TROÏLUS.—Grec, tu ne me traites pas avec courtoisie, de faire honte à l'ardeur de ma prière, en louant Cressida. Je te dis, prince grec, qu'elle est aussi fort au-dessus de tes louanges, que tu es indigne de porter le nom de son serviteur: je te recommande de la bien traiter, à ma seule considération; car, j'en jure par le redoutable Pluton, si tu ne le fais pas, quand le géant Achille serait ton gardien, je te couperai la gorge.
DIOMÈDE.—Ah! point de courroux, prince Troïlus; qu'il me soit permis, par le privilége de mon rang et de mon message, de parler en liberté: quand je serai sorti de cette ville, je suivrai ma volonté; et sachez, seigneur, que je ne ferai rien sur vos ordres; elle sera appréciée suivant son propre mérite; mais lorsque vous direz: que cela soit, je vous répondrai dans toute la fierté du courage et de l'honneur: non.
TROÏLUS.—Allons, marchons vers les portes.—Je te dis, moi, Diomède, que cette bravade te forcera plus d'une fois à cacher ta tête.—Belle Cressida, donnez-moi la main, et, en marchant, achevons ensemble un entretien nécessaire et qui ne regarde que nous.
(Troïlus, Cressida et Diomède sortent.)
(On entend une trompette.)
PARIS.—Écoutez; c'est la trompette d'Hector.
ÉNÉE.—A quoi avons-nous passé cette matinée?

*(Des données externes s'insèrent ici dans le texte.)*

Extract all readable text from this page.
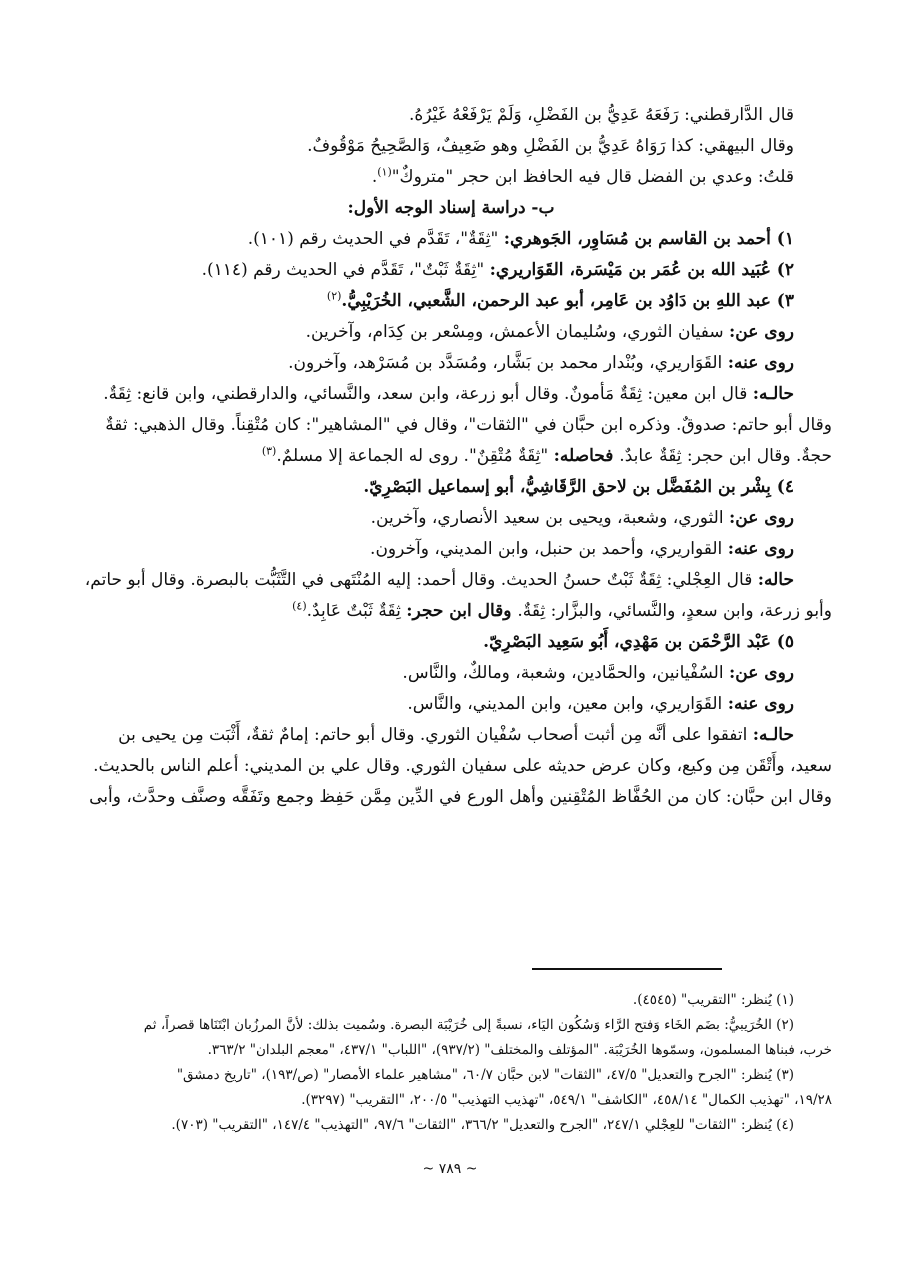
قال الدَّارقطني: رَفَعَهُ عَدِيُّ بن الفَضْلِ، وَلَمْ يَرْفَعْهُ غَيْرُهُ.

وقال البيهقي: كذا رَوَاهُ عَدِيُّ بن الفَضْلِ وهو ضَعِيفٌ، وَالصَّحِيحُ مَوْقُوفٌ.

قلتُ: وعدي بن الفضل قال فيه الحافظ ابن حجر "متروكٌ"$^{(١)}$.

ب- دراسة إسناد الوجه الأول:

١) أحمد بن القاسم بن مُسَاوِر، الجَوهري: "ثِقَةٌ"، تَقَدَّم في الحديث رقم (١٠١).

٢) عُبَيد الله بن عُمَر بن مَيْسَرة، القَوَاريري: "ثِقَةٌ ثَبْتٌ"، تَقَدَّم في الحديث رقم (١١٤).

٣) عبد اللهِ بن دَاوُد بن عَامِر، أبو عبد الرحمن، الشَّعبي، الخُرَيْبِيُّ.$^{(٢)}$

روى عن: سفيان الثوري، وسُليمان الأعمش، ومِسْعر بن كِدَام، وآخرين.

روى عنه: القَوَاريري، وبُنْدار محمد بن بَشَّار، ومُسَدَّد بن مُسَرْهد، وآخرون.

حالـه: قال ابن معين: ثِقَةٌ مَأمونٌ. وقال أبو زرعة، وابن سعد، والنَّسائي، والدارقطني، وابن قانع: ثِقَةٌ.

وقال أبو حاتم: صدوقٌ. وذكره ابن حبَّان في "الثقات"، وقال في "المشاهير": كان مُتْقِناً. وقال الذهبي: ثقةٌ

حجةٌ. وقال ابن حجر: ثِقَةٌ عابدٌ. فحاصله: "ثِقَةٌ مُتْقِنٌ". روى له الجماعة إلا مسلمٌ.$^{(٣)}$

٤) بِشْر بن المُفَضَّل بن لاحق الرَّقَاشِيُّ، أبو إسماعيل البَصْرِيّ.

روى عن: الثوري، وشعبة، ويحيى بن سعيد الأنصاري، وآخرين.

روى عنه: القواريري، وأحمد بن حنبل، وابن المديني، وآخرون.

حاله: قال العِجْلي: ثِقَةٌ ثَبْتٌ حسنُ الحديث. وقال أحمد: إليه المُنْتَهى في التَّثَبُّت بالبصرة. وقال أبو حاتم،

وأبو زرعة، وابن سعدٍ، والنَّسائي، والبزَّار: ثِقَةٌ. وقال ابن حجر: ثِقَةٌ ثَبْتٌ عَابِدٌ.$^{(٤)}$

٥) عَبْد الرَّحْمَن بن مَهْدِي، أَبُو سَعِيد البَصْرِيّ.

روى عن: السُفْيانين، والحمَّادين، وشعبة، ومالكٌ، والنَّاس.

روى عنه: القَوَاريري، وابن معين، وابن المديني، والنَّاس.

حالـه: اتفقوا على أنَّه مِن أثبت أصحاب سُفْيان الثوري. وقال أبو حاتم: إمامٌ ثقةٌ، أَثْبَت مِن يحيى بن

سعيد، وأَتْقَن مِن وكيع، وكان عرض حديثه على سفيان الثوري. وقال علي بن المديني: أعلم الناس بالحديث.

وقال ابن حبَّان: كان من الحُفَّاظ المُتْقِنين وأهل الورع في الدِّين مِمَّن حَفِظ وجمع وتَفَقَّه وصنَّف وحدَّث، وأبى

(١) يُنظر: "التقريب" (٤٥٤٥).

(٢) الخُرَيبيُّ: بضَم الخَاء وَفتح الرَّاء وَسُكُون اليَاء، نسبةً إلى خُرَيْبَة البصرة. وسُميت بذلك: لأنَّ المرزُبان ابْتَنَاها قصراً، ثم

خرب، فبناها المسلمون، وسمّوها الخُرَيْبَة. "المؤتلف والمختلف" (٩٣٧/٢)، "اللباب" ٤٣٧/١، "معجم البلدان" ٣٦٣/٢.

(٣) يُنظر: "الجرح والتعديل" ٤٧/٥، "الثقات" لابن حبَّان ٦٠/٧، "مشاهير علماء الأمصار" (ص/١٩٣)، "تاريخ دمشق"

١٩/٢٨، "تهذيب الكمال" ٤٥٨/١٤، "الكاشف" ٥٤٩/١، "تهذيب التهذيب" ٢٠٠/٥، "التقريب" (٣٢٩٧).

(٤) يُنظر: "الثقات" للعِجْلي ٢٤٧/١، "الجرح والتعديل" ٣٦٦/٢، "الثقات" ٩٧/٦، "التهذيب" ١٤٧/٤، "التقريب" (٧٠٣).

~ ٧٨٩ ~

Le prince doit me croire paresseux et négligent, moi qui lui avais juré d'être sur le champ de bataille avant lui.
PARIS.—C'est la faute de Troïlus. Allons, allons, rendons-nous sur le champ de bataille avec lui.
DÉIPHOBE.—Faisons diligence.
ÉNÉE.—Oui, marchons avec le joyeux empressement d'un jeune époux, et volons sur les traces d'Hector: la gloire de notre Troie dépend aujourd'hui de sa noble valeur et de ce combat singulier.